Les omissions au texte-source sont signalées par le sigle (…)

Morceaux choisis

“la définition d’animal (…) ne se construit que par déterminations négatives. Est animal ce qui n’est ni végétal ni homme”
“aucun élément solide n’offre l’assise d’une coupure absolue entre l’animal et l’homme. Il existe une multitude d’espèces animales, dont le seul lien et finalement, par un violent décret de ne pas appartenir à l’espèce humaine ”
“l’animal est un animal parce que l’homme en a décidé ainsi”
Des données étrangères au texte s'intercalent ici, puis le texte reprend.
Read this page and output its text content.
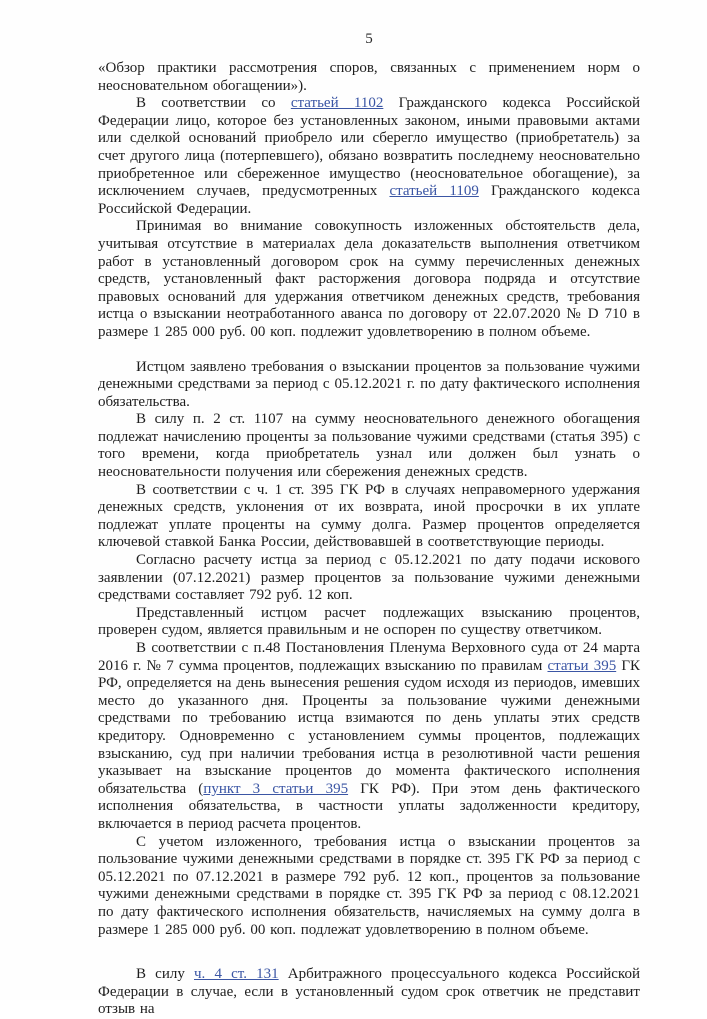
5

«Обзор практики рассмотрения споров, связанных с применением норм о неосновательном обогащении»).

В соответствии со статьей 1102 Гражданского кодекса Российской Федерации лицо, которое без установленных законом, иными правовыми актами или сделкой оснований приобрело или сберегло имущество (приобретатель) за счет другого лица (потерпевшего), обязано возвратить последнему неосновательно приобретенное или сбереженное имущество (неосновательное обогащение), за исключением случаев, предусмотренных статьей 1109 Гражданского кодекса Российской Федерации.

Принимая во внимание совокупность изложенных обстоятельств дела, учитывая отсутствие в материалах дела доказательств выполнения ответчиком работ в установленный договором срок на сумму перечисленных денежных средств, установленный факт расторжения договора подряда и отсутствие правовых оснований для удержания ответчиком денежных средств, требования истца о взыскании неотработанного аванса по договору от 22.07.2020 № D 710 в размере 1 285 000 руб. 00 коп. подлежит удовлетворению в полном объеме.

Истцом заявлено требования о взыскании процентов за пользование чужими денежными средствами за период с 05.12.2021 г. по дату фактического исполнения обязательства.

В силу п. 2 ст. 1107 на сумму неосновательного денежного обогащения подлежат начислению проценты за пользование чужими средствами (статья 395) с того времени, когда приобретатель узнал или должен был узнать о неосновательности получения или сбережения денежных средств.

В соответствии с ч. 1 ст. 395 ГК РФ в случаях неправомерного удержания денежных средств, уклонения от их возврата, иной просрочки в их уплате подлежат уплате проценты на сумму долга. Размер процентов определяется ключевой ставкой Банка России, действовавшей в соответствующие периоды.

Согласно расчету истца за период с 05.12.2021 по дату подачи искового заявлении (07.12.2021) размер процентов за пользование чужими денежными средствами составляет 792 руб. 12 коп.

Представленный истцом расчет подлежащих взысканию процентов, проверен судом, является правильным и не оспорен по существу ответчиком.

В соответствии с п.48 Постановления Пленума Верховного суда от 24 марта 2016 г. № 7 сумма процентов, подлежащих взысканию по правилам статьи 395 ГК РФ, определяется на день вынесения решения судом исходя из периодов, имевших место до указанного дня. Проценты за пользование чужими денежными средствами по требованию истца взимаются по день уплаты этих средств кредитору. Одновременно с установлением суммы процентов, подлежащих взысканию, суд при наличии требования истца в резолютивной части решения указывает на взыскание процентов до момента фактического исполнения обязательства (пункт 3 статьи 395 ГК РФ). При этом день фактического исполнения обязательства, в частности уплаты задолженности кредитору, включается в период расчета процентов.

С учетом изложенного, требования истца о взыскании процентов за пользование чужими денежными средствами в порядке ст. 395 ГК РФ за период с 05.12.2021 по 07.12.2021 в размере 792 руб. 12 коп., процентов за пользование чужими денежными средствами в порядке ст. 395 ГК РФ за период с 08.12.2021 по дату фактического исполнения обязательств, начисляемых на сумму долга в размере 1 285 000 руб. 00 коп. подлежат удовлетворению в полном объеме.

В силу ч. 4 ст. 131 Арбитражного процессуального кодекса Российской Федерации в случае, если в установленный судом срок ответчик не представит отзыв на
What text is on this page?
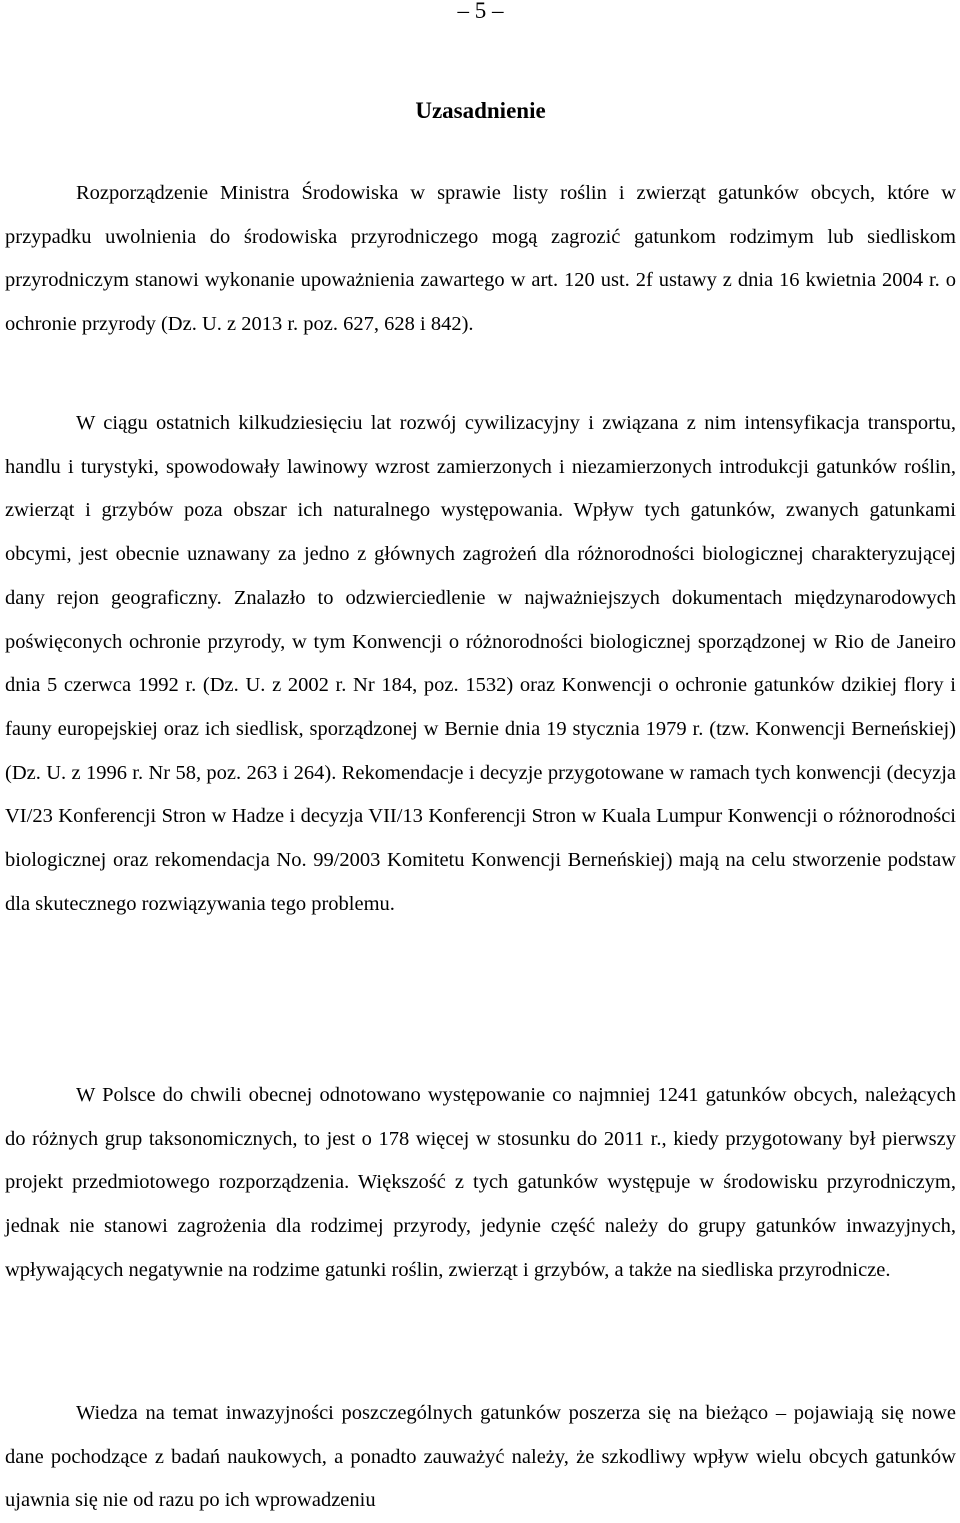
– 5 –
Uzasadnienie

Rozporządzenie Ministra Środowiska w sprawie listy roślin i zwierząt gatunków obcych, które w przypadku uwolnienia do środowiska przyrodniczego mogą zagrozić gatunkom rodzimym lub siedliskom przyrodniczym stanowi wykonanie upoważnienia zawartego w art. 120 ust. 2f ustawy z dnia 16 kwietnia 2004 r. o ochronie przyrody (Dz. U. z 2013 r. poz. 627, 628 i 842).

W ciągu ostatnich kilkudziesięciu lat rozwój cywilizacyjny i związana z nim intensyfikacja transportu, handlu i turystyki, spowodowały lawinowy wzrost zamierzonych i niezamierzonych introdukcji gatunków roślin, zwierząt i grzybów poza obszar ich naturalnego występowania. Wpływ tych gatunków, zwanych gatunkami obcymi, jest obecnie uznawany za jedno z głównych zagrożeń dla różnorodności biologicznej charakteryzującej dany rejon geograficzny. Znalazło to odzwierciedlenie w najważniejszych dokumentach międzynarodowych poświęconych ochronie przyrody, w tym Konwencji o różnorodności biologicznej sporządzonej w Rio de Janeiro dnia 5 czerwca 1992 r. (Dz. U. z 2002 r. Nr 184, poz. 1532) oraz Konwencji o ochronie gatunków dzikiej flory i fauny europejskiej oraz ich siedlisk, sporządzonej w Bernie dnia 19 stycznia 1979 r. (tzw. Konwencji Berneńskiej) (Dz. U. z 1996 r. Nr 58, poz. 263 i 264). Rekomendacje i decyzje przygotowane w ramach tych konwencji (decyzja VI/23 Konferencji Stron w Hadze i decyzja VII/13 Konferencji Stron w Kuala Lumpur Konwencji o różnorodności biologicznej oraz rekomendacja No. 99/2003 Komitetu Konwencji Berneńskiej) mają na celu stworzenie podstaw dla skutecznego rozwiązywania tego problemu.

W Polsce do chwili obecnej odnotowano występowanie co najmniej 1241 gatunków obcych, należących do różnych grup taksonomicznych, to jest o 178 więcej w stosunku do 2011 r., kiedy przygotowany był pierwszy projekt przedmiotowego rozporządzenia. Większość z tych gatunków występuje w środowisku przyrodniczym, jednak nie stanowi zagrożenia dla rodzimej przyrody, jedynie część należy do grupy gatunków inwazyjnych, wpływających negatywnie na rodzime gatunki roślin, zwierząt i grzybów, a także na siedliska przyrodnicze.

Wiedza na temat inwazyjności poszczególnych gatunków poszerza się na bieżąco – pojawiają się nowe dane pochodzące z badań naukowych, a ponadto zauważyć należy, że szkodliwy wpływ wielu obcych gatunków ujawnia się nie od razu po ich wprowadzeniu
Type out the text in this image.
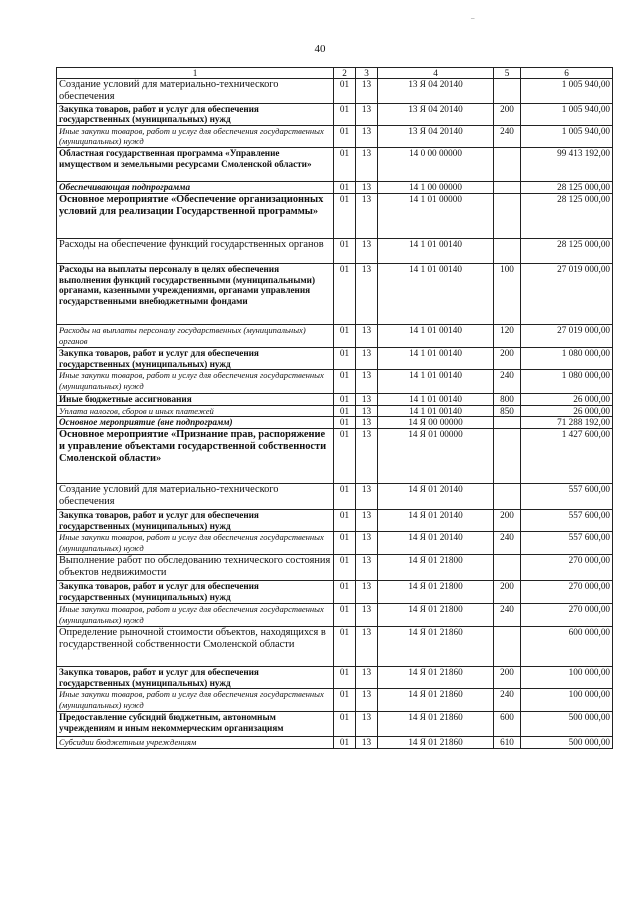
–
40
1	2	3	4	5	6
Создание условий для материально-технического обеспечения	01	13	13 Я 04 20140		1 005 940,00
Закупка товаров, работ и услуг для обеспечения государственных (муниципальных) нужд	01	13	13 Я 04 20140	200	1 005 940,00
Иные закупки товаров, работ и услуг для обеспечения государственных (муниципальных) нужд	01	13	13 Я 04 20140	240	1 005 940,00
Областная государственная программа «Управление имуществом и земельными ресурсами Смоленской области»	01	13	14 0 00 00000		99 413 192,00
Обеспечивающая подпрограмма	01	13	14 1 00 00000		28 125 000,00
Основное мероприятие «Обеспечение организационных условий для реализации Государственной программы»	01	13	14 1 01 00000		28 125 000,00
Расходы на обеспечение функций государственных органов	01	13	14 1 01 00140		28 125 000,00
Расходы на выплаты персоналу в целях обеспечения выполнения функций государственными (муниципальными) органами, казенными учреждениями, органами управления государственными внебюджетными фондами	01	13	14 1 01 00140	100	27 019 000,00
Расходы на выплаты персоналу государственных (муниципальных) органов	01	13	14 1 01 00140	120	27 019 000,00
Закупка товаров, работ и услуг для обеспечения государственных (муниципальных) нужд	01	13	14 1 01 00140	200	1 080 000,00
Иные закупки товаров, работ и услуг для обеспечения государственных (муниципальных) нужд	01	13	14 1 01 00140	240	1 080 000,00
Иные бюджетные ассигнования	01	13	14 1 01 00140	800	26 000,00
Уплата налогов, сборов и иных платежей	01	13	14 1 01 00140	850	26 000,00
Основное мероприятие (вне подпрограмм)	01	13	14 Я 00 00000		71 288 192,00
Основное мероприятие «Признание прав, распоряжение и управление объектами государственной собственности Смоленской области»	01	13	14 Я 01 00000		1 427 600,00
Создание условий для материально-технического обеспечения	01	13	14 Я 01 20140		557 600,00
Закупка товаров, работ и услуг для обеспечения государственных (муниципальных) нужд	01	13	14 Я 01 20140	200	557 600,00
Иные закупки товаров, работ и услуг для обеспечения государственных (муниципальных) нужд	01	13	14 Я 01 20140	240	557 600,00
Выполнение работ по обследованию технического состояния объектов недвижимости	01	13	14 Я 01 21800		270 000,00
Закупка товаров, работ и услуг для обеспечения государственных (муниципальных) нужд	01	13	14 Я 01 21800	200	270 000,00
Иные закупки товаров, работ и услуг для обеспечения государственных (муниципальных) нужд	01	13	14 Я 01 21800	240	270 000,00
Определение рыночной стоимости объектов, находящихся в государственной собственности Смоленской области	01	13	14 Я 01 21860		600 000,00
Закупка товаров, работ и услуг для обеспечения государственных (муниципальных) нужд	01	13	14 Я 01 21860	200	100 000,00
Иные закупки товаров, работ и услуг для обеспечения государственных (муниципальных) нужд	01	13	14 Я 01 21860	240	100 000,00
Предоставление субсидий бюджетным, автономным учреждениям и иным некоммерческим организациям	01	13	14 Я 01 21860	600	500 000,00
Субсидии бюджетным учреждениям	01	13	14 Я 01 21860	610	500 000,00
“La peau que tu portes ce n’est pas pour toi, mais pour moi que la nature ne te la donnée”
“La philosophie a élaboré une définition privative de l’animal qu’il est aisé de résumer : l’animal est privé de tout ce que l’homme est doté. Dote-t-on ce dernier d’une quelconque qualité ou du moindre attribut que ceux-ci sont aussitôt retiré à « l’animal »”
“Qu’a donc retenu le législateur ? Point remarquable, ce dernier a classé l’animal parmi les biens avant de le définir”
“Citons cet article : « Tout animal étant un être sensible doit être placé par son propriétaire dans des conditions compatibles avec les impératifs biologiques de son espèce”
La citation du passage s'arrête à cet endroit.